―環デザイン舎 北瀬幹哉―
小川の自然豊かな山間に経つ、築250年以上の古民家を、断熱&バリアフリー改修した住宅です。
建主様は今年で90歳になる母親を在宅介護していましたが、ほぼ車いす生活のため、段差が多く広い古民家では、介護が大変不便でした。玄関から左側(西側)の昔土間だった部分を以前リフォームしており、日中の生活拠点でしたが、冬は寒く、小屋裏に小動物が忍び込み駆除なども大変で、大きな古民家での住まいに苦労されていました。
母親の介護とお施主さんの老後を考え、冬温かくバリアフリーな新築も検討しましたが、先祖代々の古民家に愛着があり、解体ではなくリフォームの方法を検討されていました。ハウスメーカーによるリフォーム見積は、面積が大きいため高かったことと、古民家特性や介護のしやすさを考慮したプランが欲しかったとのことで、悩まれていました。
そんな時に相談を受け、昭和に増築された部分は劣化しているので解体し、玄関より右側(東側)のエリアを断熱区画改修範囲としその中で生活が完結する間取りとすることで、建設費を下げ、バリアフリーへも対応する提案を行いリフォームすることとなりました。
古民家の間取りは、いわきに昔からある民家の間取りで、いわき市暮らしの伝承郷へ行くと、類似する間取りが多数あります。旧プランで納戸だった部屋は、居間や床の間などと比べると簡易な材料で作られていたこともあり、旧納戸を新たに浴室、便所、洗面へプラン変更することで材料を更新し、寝室からも近くすることで介護や日常生活の移動距離を短くすることができました。

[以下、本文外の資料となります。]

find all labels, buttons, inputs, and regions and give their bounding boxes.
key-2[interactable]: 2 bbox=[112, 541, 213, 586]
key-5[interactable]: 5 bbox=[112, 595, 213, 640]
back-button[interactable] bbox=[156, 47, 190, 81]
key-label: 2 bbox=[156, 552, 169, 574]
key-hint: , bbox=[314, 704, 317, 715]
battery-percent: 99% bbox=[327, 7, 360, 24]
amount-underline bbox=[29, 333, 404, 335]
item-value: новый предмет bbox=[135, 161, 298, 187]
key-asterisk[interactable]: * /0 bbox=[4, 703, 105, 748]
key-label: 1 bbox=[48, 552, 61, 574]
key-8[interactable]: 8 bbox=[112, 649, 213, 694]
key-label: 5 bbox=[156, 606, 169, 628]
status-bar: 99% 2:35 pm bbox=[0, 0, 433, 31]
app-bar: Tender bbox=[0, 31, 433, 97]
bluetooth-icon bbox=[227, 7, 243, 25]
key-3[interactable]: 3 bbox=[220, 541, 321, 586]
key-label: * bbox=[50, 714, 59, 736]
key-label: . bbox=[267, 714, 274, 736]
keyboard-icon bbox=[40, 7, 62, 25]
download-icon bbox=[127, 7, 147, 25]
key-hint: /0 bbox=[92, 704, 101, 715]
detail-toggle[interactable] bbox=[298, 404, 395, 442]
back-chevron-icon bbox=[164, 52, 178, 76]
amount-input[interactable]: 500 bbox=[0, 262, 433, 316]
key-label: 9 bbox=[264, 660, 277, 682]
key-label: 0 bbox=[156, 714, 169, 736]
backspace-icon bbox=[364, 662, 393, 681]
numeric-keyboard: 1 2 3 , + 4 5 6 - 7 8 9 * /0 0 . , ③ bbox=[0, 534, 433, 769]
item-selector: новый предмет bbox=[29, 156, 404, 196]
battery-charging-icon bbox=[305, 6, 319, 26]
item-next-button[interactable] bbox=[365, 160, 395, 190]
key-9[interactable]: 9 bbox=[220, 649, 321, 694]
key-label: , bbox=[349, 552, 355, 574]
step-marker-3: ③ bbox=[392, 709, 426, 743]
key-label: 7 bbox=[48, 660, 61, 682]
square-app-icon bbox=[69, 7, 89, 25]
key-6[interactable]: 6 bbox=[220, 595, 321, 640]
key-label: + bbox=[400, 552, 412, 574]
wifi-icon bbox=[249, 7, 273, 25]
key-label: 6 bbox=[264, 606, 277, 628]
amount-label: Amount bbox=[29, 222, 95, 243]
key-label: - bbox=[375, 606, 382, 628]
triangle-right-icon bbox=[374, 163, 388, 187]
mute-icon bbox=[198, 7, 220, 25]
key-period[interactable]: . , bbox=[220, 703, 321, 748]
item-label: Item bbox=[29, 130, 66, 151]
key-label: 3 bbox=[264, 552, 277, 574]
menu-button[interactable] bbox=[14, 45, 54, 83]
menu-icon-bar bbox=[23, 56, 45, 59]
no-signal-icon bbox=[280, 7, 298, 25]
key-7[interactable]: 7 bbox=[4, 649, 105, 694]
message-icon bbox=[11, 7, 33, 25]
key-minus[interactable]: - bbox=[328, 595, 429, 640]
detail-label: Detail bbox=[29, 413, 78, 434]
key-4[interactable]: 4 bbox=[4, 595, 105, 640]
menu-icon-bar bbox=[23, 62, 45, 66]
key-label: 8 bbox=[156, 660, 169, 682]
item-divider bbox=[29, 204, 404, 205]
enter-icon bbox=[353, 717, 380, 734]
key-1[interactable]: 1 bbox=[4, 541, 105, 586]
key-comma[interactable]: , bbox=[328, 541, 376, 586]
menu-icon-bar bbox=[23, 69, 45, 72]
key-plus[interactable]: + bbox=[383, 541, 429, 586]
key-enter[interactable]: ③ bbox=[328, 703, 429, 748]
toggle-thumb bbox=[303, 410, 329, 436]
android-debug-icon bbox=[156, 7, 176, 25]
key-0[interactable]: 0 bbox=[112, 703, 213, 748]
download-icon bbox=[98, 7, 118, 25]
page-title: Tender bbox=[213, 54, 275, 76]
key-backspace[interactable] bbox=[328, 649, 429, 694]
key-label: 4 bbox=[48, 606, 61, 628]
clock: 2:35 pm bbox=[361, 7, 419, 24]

広間居間には、以前の改修時に天井が張られていました。お施主さんは、子どもの頃、大きな梁を見上げながら生活していたので、今回の改修で梁をまた見たいという要望がありました。そこで、梁を現しとし、天井には、断熱材を約200ミリ、壁と床には120ミリの断熱材を充てんしました。
古い建具は再利用し、保存されていた遠野和紙が充分障子紙として使える状態として残っていたので、利用しています。
元々250㎡あったところを、33㎡減築し、138㎡を断熱区画し改修。
天井は取り外して大架構の梁を現しにし、天井高のある大空間に。
漆喰の白と、250年の時を経た木材の黒の対比。
右手のドアの奥は和室をぐるりと囲む広縁。
こちらが広縁。
北側からリビング方面を見る。左手が和室二間、右手が玄関。
障子は建主様が大切に保存していた遠野和紙を使用。
お母様の寝室から洗面脱衣へすぐ出入りできる配置。
車椅子で出入りできる水回り。左手がトイレ、右が洗面脱衣。
お風呂はバリアフリー造作浴室。
リビングの北側の台所。
改修部分の外壁は杉の下見板張り仕上げ。